DİNÎ HAYATIMIZDA İSTİKAMETİN YERİ
“Rabbimiz Allah’tır, deyip de istikamet üzere yaşayanlar…” (Fussılet, 41/30.)
Hz. Peygamber (s.a.s.) nazil olan ayetleri Kâbe’de okurken müşrikler onu önlemeye çalışıyor; insanların onu dinlememesi için yüksek sesle şiirler okuyarak, ıslık çalarak, el çırparak gürültü yapıyorlardı. Ancak onların başvurdukları hiçbir çaba sonuç vermedi; her geçen gün daha fazla insan, ilahî kelama kulak verip İslam’la müşerref oldu. Konumlarını kaybetme korkusu içindeki müşriklerin düşmanlıkları ise daha da şiddetlendi. Fakat Müslümanlar ödeyecekleri bedele aldırmadan her hâlükârda “Rabbimiz Allah’tır.” diyerek korkusuzca tevhidi ilan ettiler. Hz. Ebubekir, Rabbimizin bu ayetteki övgüsüne mazhar olan insanlara örnek olarak verilir. Zira onun iman ve istikametinin tezahürlerini pek çok yerde görürüz. Herkes onu yalanladığında Hz. Peygamber’e iman etmesi, Kâbe’de Mekke müşriklerinin fiziki saldırısına maruz kaldığında buna aldırmaması, malını işkenceye maruz kalan Müslüman köleleri kurtarmak için harcaması, bunlardan bir kaçıdır.
“Rabbim Allah’tır.” sözü, düşünmeden söylenen bir söz, duygusal hassasiyetle atılan bir slogan değildir. Aksine bu söz, bilinçli olarak, kesin bir inançla söylenmektedir. Böyle olduğunu, peşinden istikametin gelişinden anlıyoruz. Dil ile söylemekten ibaret olsa idi, bu ikrar, istikametle sonuçlanmazdı. O yüzden, güçlü bir iman var olduğu takdirde istikametten söz edebiliriz. "‘Rabbimiz Allah’tır, deyip sonra da istikamet üzere yaşayanlar…” ifadesi, imanın istikamete önceliğini ve ondan üstünlüğünü ifade etmektedir.

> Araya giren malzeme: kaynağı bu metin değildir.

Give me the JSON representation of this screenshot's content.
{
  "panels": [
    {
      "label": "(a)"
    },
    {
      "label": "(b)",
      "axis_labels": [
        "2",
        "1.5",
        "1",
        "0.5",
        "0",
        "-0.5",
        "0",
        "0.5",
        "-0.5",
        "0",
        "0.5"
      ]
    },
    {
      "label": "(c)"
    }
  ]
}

İstikamet, hakta sebat etmek, kararlı olmak, her türlü sapmadan sakınmak anlamına gelir. Hakk’a ram olan kişinin karşısına çeşitli engellerin çıkması doğaldır. Bu, bazen yokluğun, zorluğun, hastalığın, baskının ıstırabı olabileceği gibi; bazen de varlığın, kolaylığın, sıhhatin, güvenliğin rehaveti olabilir. Ancak istikamet söz konusu olduğunda, bu tür engellerin hiçbiri, kişiyi yönünden çevirmeye güç yetiremez.

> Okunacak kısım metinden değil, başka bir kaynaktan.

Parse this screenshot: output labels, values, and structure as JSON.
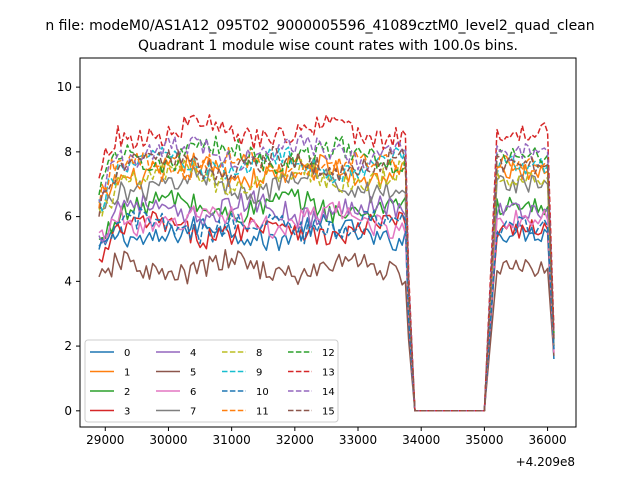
{
  "chart_data": {
    "type": "line",
    "suptitle": "n file: modeM0/AS1A12_095T02_9000005596_41089cztM0_level2_quad_clean",
    "title": "Quadrant 1 module wise count rates with 100.0s bins.",
    "xlabel": "",
    "ylabel": "",
    "x_offset_label": "+4.209e8",
    "xlim": [
      28600,
      36450
    ],
    "ylim": [
      -0.5,
      10.9
    ],
    "x_ticks": [
      29000,
      30000,
      31000,
      32000,
      33000,
      34000,
      35000,
      36000
    ],
    "x_tick_labels": [
      "29000",
      "30000",
      "31000",
      "32000",
      "33000",
      "34000",
      "35000",
      "36000"
    ],
    "y_ticks": [
      0,
      2,
      4,
      6,
      8,
      10
    ],
    "y_tick_labels": [
      "0",
      "2",
      "4",
      "6",
      "8",
      "10"
    ],
    "grid": false,
    "legend_position": "lower-left",
    "legend_columns": 4,
    "segments": [
      {
        "t0": 28900,
        "t1": 33800,
        "kind": "on"
      },
      {
        "t0": 33800,
        "t1": 33900,
        "kind": "ramp_down"
      },
      {
        "t0": 33900,
        "t1": 35000,
        "kind": "off"
      },
      {
        "t0": 35000,
        "t1": 35200,
        "kind": "ramp_up"
      },
      {
        "t0": 35200,
        "t1": 36000,
        "kind": "on"
      },
      {
        "t0": 36000,
        "t1": 36100,
        "kind": "ramp_down"
      }
    ],
    "series": [
      {
        "name": "0",
        "color": "#1f77b4",
        "dash": "solid",
        "level": 5.5,
        "end": 1.6
      },
      {
        "name": "1",
        "color": "#ff7f0e",
        "dash": "solid",
        "level": 7.4,
        "end": 2.2
      },
      {
        "name": "2",
        "color": "#2ca02c",
        "dash": "solid",
        "level": 6.3,
        "end": 2.0
      },
      {
        "name": "3",
        "color": "#d62728",
        "dash": "solid",
        "level": 5.6,
        "end": 1.8
      },
      {
        "name": "4",
        "color": "#9467bd",
        "dash": "solid",
        "level": 6.2,
        "end": 1.9
      },
      {
        "name": "5",
        "color": "#8c564b",
        "dash": "solid",
        "level": 4.4,
        "end": 1.7
      },
      {
        "name": "6",
        "color": "#e377c2",
        "dash": "solid",
        "level": 5.9,
        "end": 1.8
      },
      {
        "name": "7",
        "color": "#7f7f7f",
        "dash": "solid",
        "level": 7.0,
        "end": 2.0
      },
      {
        "name": "8",
        "color": "#bcbd22",
        "dash": "dashed",
        "level": 7.2,
        "end": 2.1
      },
      {
        "name": "9",
        "color": "#17becf",
        "dash": "dashed",
        "level": 7.6,
        "end": 2.2
      },
      {
        "name": "10",
        "color": "#1f77b4",
        "dash": "dashed",
        "level": 5.7,
        "end": 1.9
      },
      {
        "name": "11",
        "color": "#ff7f0e",
        "dash": "dashed",
        "level": 7.6,
        "end": 2.3
      },
      {
        "name": "12",
        "color": "#2ca02c",
        "dash": "dashed",
        "level": 7.9,
        "end": 2.4
      },
      {
        "name": "13",
        "color": "#d62728",
        "dash": "dashed",
        "level": 8.6,
        "end": 2.5
      },
      {
        "name": "14",
        "color": "#9467bd",
        "dash": "dashed",
        "level": 8.0,
        "end": 2.3
      },
      {
        "name": "15",
        "color": "#8c564b",
        "dash": "dashed",
        "level": 7.6,
        "end": 2.2
      }
    ]
  }
}
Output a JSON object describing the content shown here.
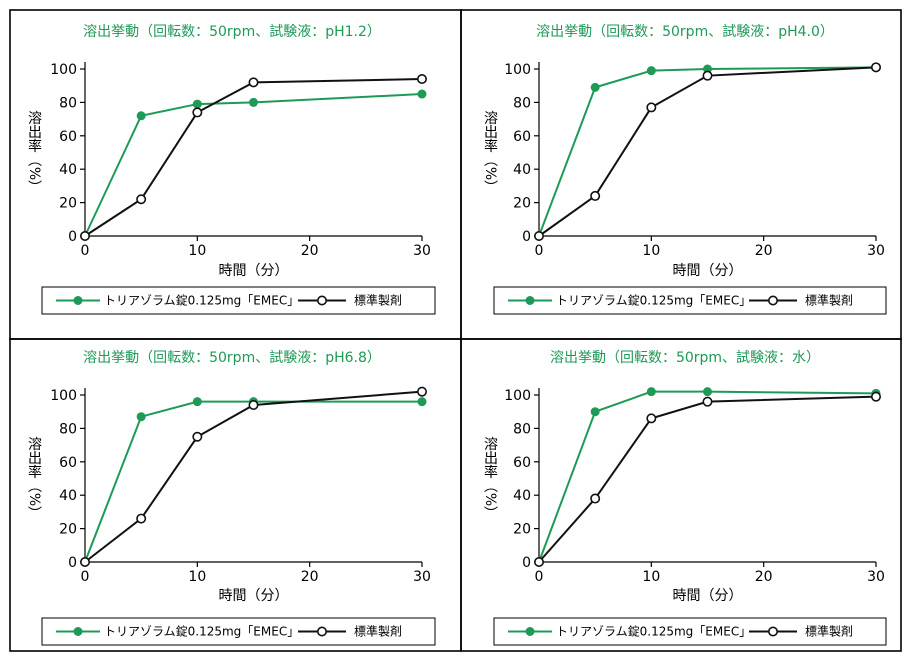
{
  "colors": {
    "test": "#1e9a57",
    "reference": "#111111",
    "title": "#1e9a57"
  },
  "legend": {
    "test_label": "トリアゾラム錠0.125mg「EMEC」",
    "reference_label": "標準製剤"
  },
  "chart_data": [
    {
      "type": "line",
      "title": "溶出挙動（回転数：50rpm、試験液：pH1.2）",
      "xlabel": "時間（分）",
      "ylabel": "溶出率（%）",
      "xticks": [
        0,
        10,
        20,
        30
      ],
      "yticks": [
        0,
        20,
        40,
        60,
        80,
        100
      ],
      "xlim": [
        0,
        30
      ],
      "ylim": [
        0,
        100
      ],
      "series": [
        {
          "name": "トリアゾラム錠0.125mg「EMEC」",
          "x": [
            0,
            5,
            10,
            15,
            30
          ],
          "y": [
            0,
            72,
            79,
            80,
            85
          ]
        },
        {
          "name": "標準製剤",
          "x": [
            0,
            5,
            10,
            15,
            30
          ],
          "y": [
            0,
            22,
            74,
            92,
            94
          ]
        }
      ]
    },
    {
      "type": "line",
      "title": "溶出挙動（回転数：50rpm、試験液：pH4.0）",
      "xlabel": "時間（分）",
      "ylabel": "溶出率（%）",
      "xticks": [
        0,
        10,
        20,
        30
      ],
      "yticks": [
        0,
        20,
        40,
        60,
        80,
        100
      ],
      "xlim": [
        0,
        30
      ],
      "ylim": [
        0,
        100
      ],
      "series": [
        {
          "name": "トリアゾラム錠0.125mg「EMEC」",
          "x": [
            0,
            5,
            10,
            15,
            30
          ],
          "y": [
            0,
            89,
            99,
            100,
            101
          ]
        },
        {
          "name": "標準製剤",
          "x": [
            0,
            5,
            10,
            15,
            30
          ],
          "y": [
            0,
            24,
            77,
            96,
            101
          ]
        }
      ]
    },
    {
      "type": "line",
      "title": "溶出挙動（回転数：50rpm、試験液：pH6.8）",
      "xlabel": "時間（分）",
      "ylabel": "溶出率（%）",
      "xticks": [
        0,
        10,
        20,
        30
      ],
      "yticks": [
        0,
        20,
        40,
        60,
        80,
        100
      ],
      "xlim": [
        0,
        30
      ],
      "ylim": [
        0,
        100
      ],
      "series": [
        {
          "name": "トリアゾラム錠0.125mg「EMEC」",
          "x": [
            0,
            5,
            10,
            15,
            30
          ],
          "y": [
            0,
            87,
            96,
            96,
            96
          ]
        },
        {
          "name": "標準製剤",
          "x": [
            0,
            5,
            10,
            15,
            30
          ],
          "y": [
            0,
            26,
            75,
            94,
            102
          ]
        }
      ]
    },
    {
      "type": "line",
      "title": "溶出挙動（回転数：50rpm、試験液：水）",
      "xlabel": "時間（分）",
      "ylabel": "溶出率（%）",
      "xticks": [
        0,
        10,
        20,
        30
      ],
      "yticks": [
        0,
        20,
        40,
        60,
        80,
        100
      ],
      "xlim": [
        0,
        30
      ],
      "ylim": [
        0,
        100
      ],
      "series": [
        {
          "name": "トリアゾラム錠0.125mg「EMEC」",
          "x": [
            0,
            5,
            10,
            15,
            30
          ],
          "y": [
            0,
            90,
            102,
            102,
            101
          ]
        },
        {
          "name": "標準製剤",
          "x": [
            0,
            5,
            10,
            15,
            30
          ],
          "y": [
            0,
            38,
            86,
            96,
            99
          ]
        }
      ]
    }
  ]
}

İstikamet kavramı, dinî hayatımızın hemen her alanını kuşatacak bir kapsama sahiptir. Söz konusu alanın en başında inanç konusu gelmektedir. İnançta istikamet, iman esaslarına inanmakta sebat etmek, imanından dönmemek demektir. “Bizi çağırdığın şeye karşı kalplerimiz kapalıdır. Kulaklarımızda da bir ağırlık vardır. Bizimle senin aranda bir perde bulunmaktadır.” (Fussılet, 41/5.) diyen müşriklere yönelik istikamet emri, Allah’ı birlemelerini, sadece O’na ibadet etmelerini ve O’na yönelmelerini (Fussılet, 41/6.) içermektedir. “O hâlde seninle beraber tövbe edenlerle birlikte emrolunduğun gibi istikamet üzere ol! (Hud, 11/112.) ayetinden, öncelikle dinin temel esaslarında istikamet anlaşılmaktadır. Hz. Musa’nın ümmeti, kendilerine gönderilen kitap konusunda ihtilafa düşmüşlerdi. (Hud, 11/110.) İlahî kitabın ayetlerinin bir kısmını reddediyor, bir kısmını kabul ediyorlar; bir kısmını gizliyor, bir kısmını açıklıyorlar; bir kısmını da hevalarına göre tevil ediyorlardı. (Bakara, 2/79.) Onların kitapları üzerindeki ihtilafları zikredildikten sonra, istikamet emri ile Hz. Peygamber ve ümmetine bu konuda uyarıda bulunulmaktadır. Çünkü Allah’ın kitabının keyfi bir yoruma tabi tutulması, inanç konusunda tefrikaya ve sosyal parçalanmalara sebep olur. Tarihe göz attığımızda İslam ümmeti içinde de görünürde nasların teviline dayanan, gerçekte başka saiklerin yönlendirdiği türden pek çok ihtilaf söz konusudur. Son yıllarda ülkemizin gündemini meşgul eden bazı terör örgütleri, dindar kimliği ile bilinen insanlardan meydana gelmekte; dinî metinlerden hareket ettiklerini iddia etmektedirler. Ancak bu tür yapıların sebep olduğu kapsamlı tahribat, rahmet kaynağı dinimizin sahih yorumunun sonuçları olarak addedilemez. Aksine, dinî bilginin üretim usul ve ölçüleri göz ardı edilmiş; din, siyasi ve ideolojik hedeflerin aracı hâline getirilmiştir. Bu da bize, dinî hayatımızda istikametin önemini bir kez daha hatırlatmaktadır.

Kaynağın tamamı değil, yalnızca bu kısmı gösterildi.